NY prosecutors have expanded their investigations of President Donald Trump and his businesses to include millions of dollars in tax write-offs for consulting fees, including some which were paid to his daughter Ivanka Trump.
Ivanka was an executive officer of the Trump companies that make the payments, which means she was treated as a consultant despite already working for the company. She alleged that the probe was "harassment pure and simple" as she claimed that the investigation by "ruthless" New York Democrats was "100% motivated by politics, publicity, and rage", even though "they know very well there's nothing here". There is no indication that his daughter is a focus of either inquiry, which the Trump Organization has derided as politically motivated. "All applicable taxes were paid and no party received any undue benefit", Garten noted.
In a second tweet, she said the investigations were part of a "continued political vendetta" and linked to a New York Times report about New York Attorney General Letitia James' personal feelings toward President Trump and her efforts to sue the Trump Foundation.
The report found that Donald Trump reduced his taxable income by claiming almost $30 million in fees paid to unnamed consultants as a business expense between 2010 and 2018. But both offices issued subpoenas to the Trump Organization in recent weeks for records related to the fees, the people said.
In 2017 Ivanka became a presidential adviser and that year she filed a disclosure where she reported receiving payments from a consulting company she co-owned, TTT Consulting LLC, that totaled to $747,622. An earlier Times investigation found that Trump's father implemented a similar legally dubious scheme to pass down his wealth to the president and his siblings.
"Everything was done in strict compliance with applicable law and under the advice of counsel and tax experts", he added.
However, it's not clear if the IRS ever questioned the Trump Organization about their write-off practices.
The Trump organization has received subpoenas to hand over records on the consulting fees from the Manhattan District Attorney's Office, which will handle the criminal investigation and the NY attorney general's office who will handle the civil inquiry process.
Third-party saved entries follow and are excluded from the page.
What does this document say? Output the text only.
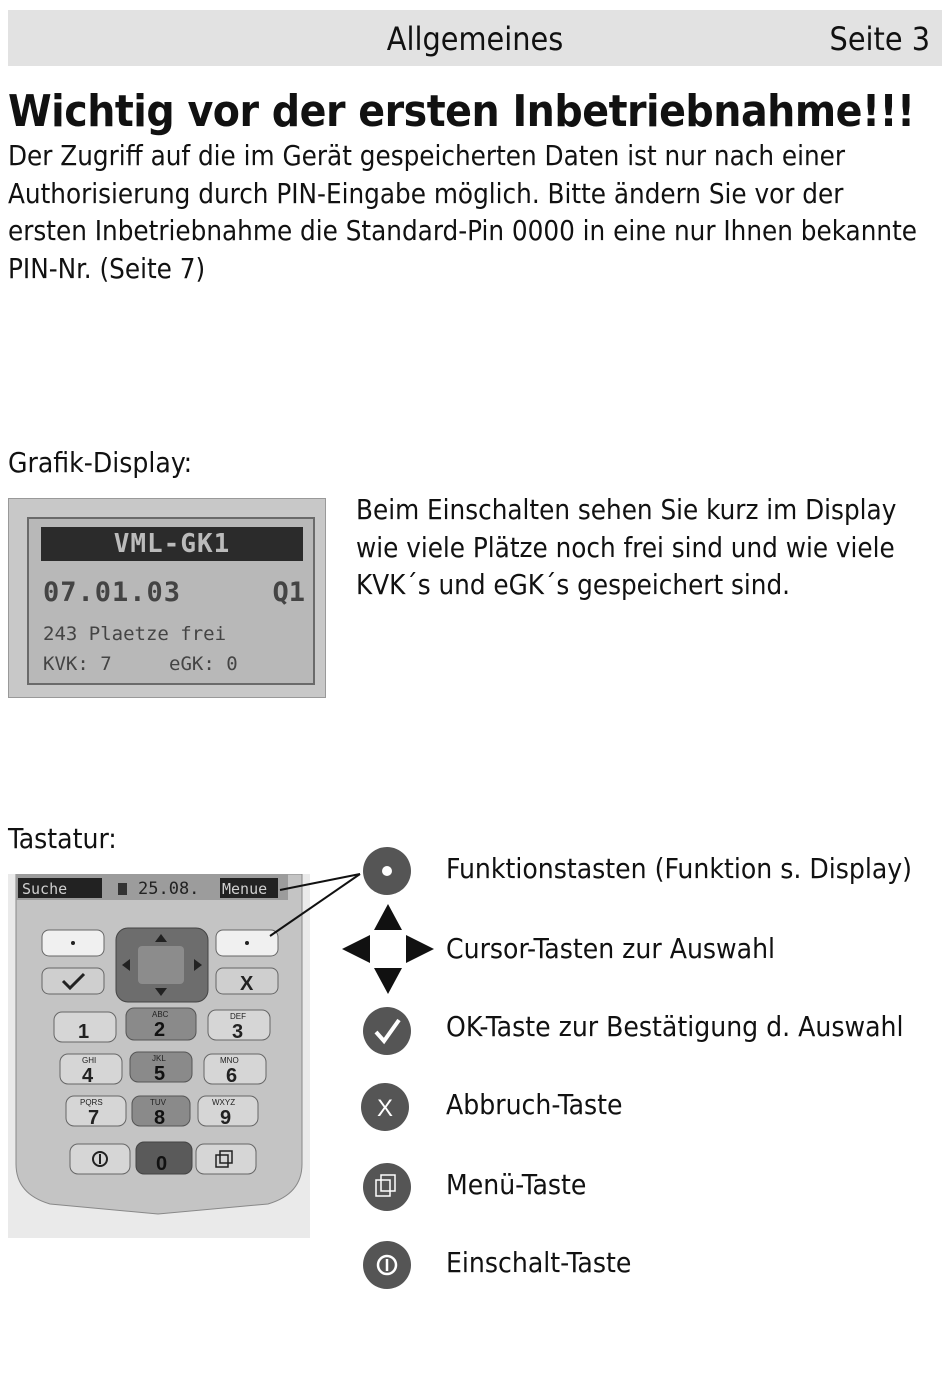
Allgemeines	Seite 3
Wichtig vor der ersten Inbetriebnahme!!!
Der Zugriff auf die im Gerät gespeicherten Daten ist nur nach einer
Authorisierung durch PIN-Eingabe möglich. Bitte ändern Sie vor der
ersten Inbetriebnahme die Standard-Pin 0000 in eine nur Ihnen bekannte
PIN-Nr. (Seite 7)
Grafik-Display:
VML-GK1
07.01.03	Q1
243 Plaetze frei
KVK: 7	eGK: 0
Beim Einschalten sehen Sie kurz im Display
wie viele Plätze noch frei sind und wie viele
KVK´s und eGK´s gespeichert sind.
Tastatur:
Suche	25.08. Menue
X
1
ABC
2
DEF
3
GHI
4
JKL
5
MNO
6
PQRS
7
TUV
8
WXYZ
9
0
X
Funktionstasten (Funktion s. Display)
Cursor-Tasten zur Auswahl
OK-Taste zur Bestätigung d. Auswahl
Abbruch-Taste
Menü-Taste
Einschalt-Taste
The name of the firm appears to be a reference to Ivanka Trump and other members of her family.
The tax return data obtained by the Times spanned over two decades and was revealed just before Trump took part in a presidential debate and less than two months ahead of the 2020 election.
The investigation has been stalled since last fall, after the president filed a lawsuit to block a subpoena for his tax returns and other financial records.
Both investigations are at least partly related to allegations, made in news reports and by President Trump's former lawyer, Michael Cohen, that Trump had a history of inflating the value of some assets to impress banks and business partners, but lowering that value when seeking tax benefits.
The Times reported that between 2010 and 2018, Trump had reduced his taxable income by $US26 million by writing off consultancy fees as business expenses.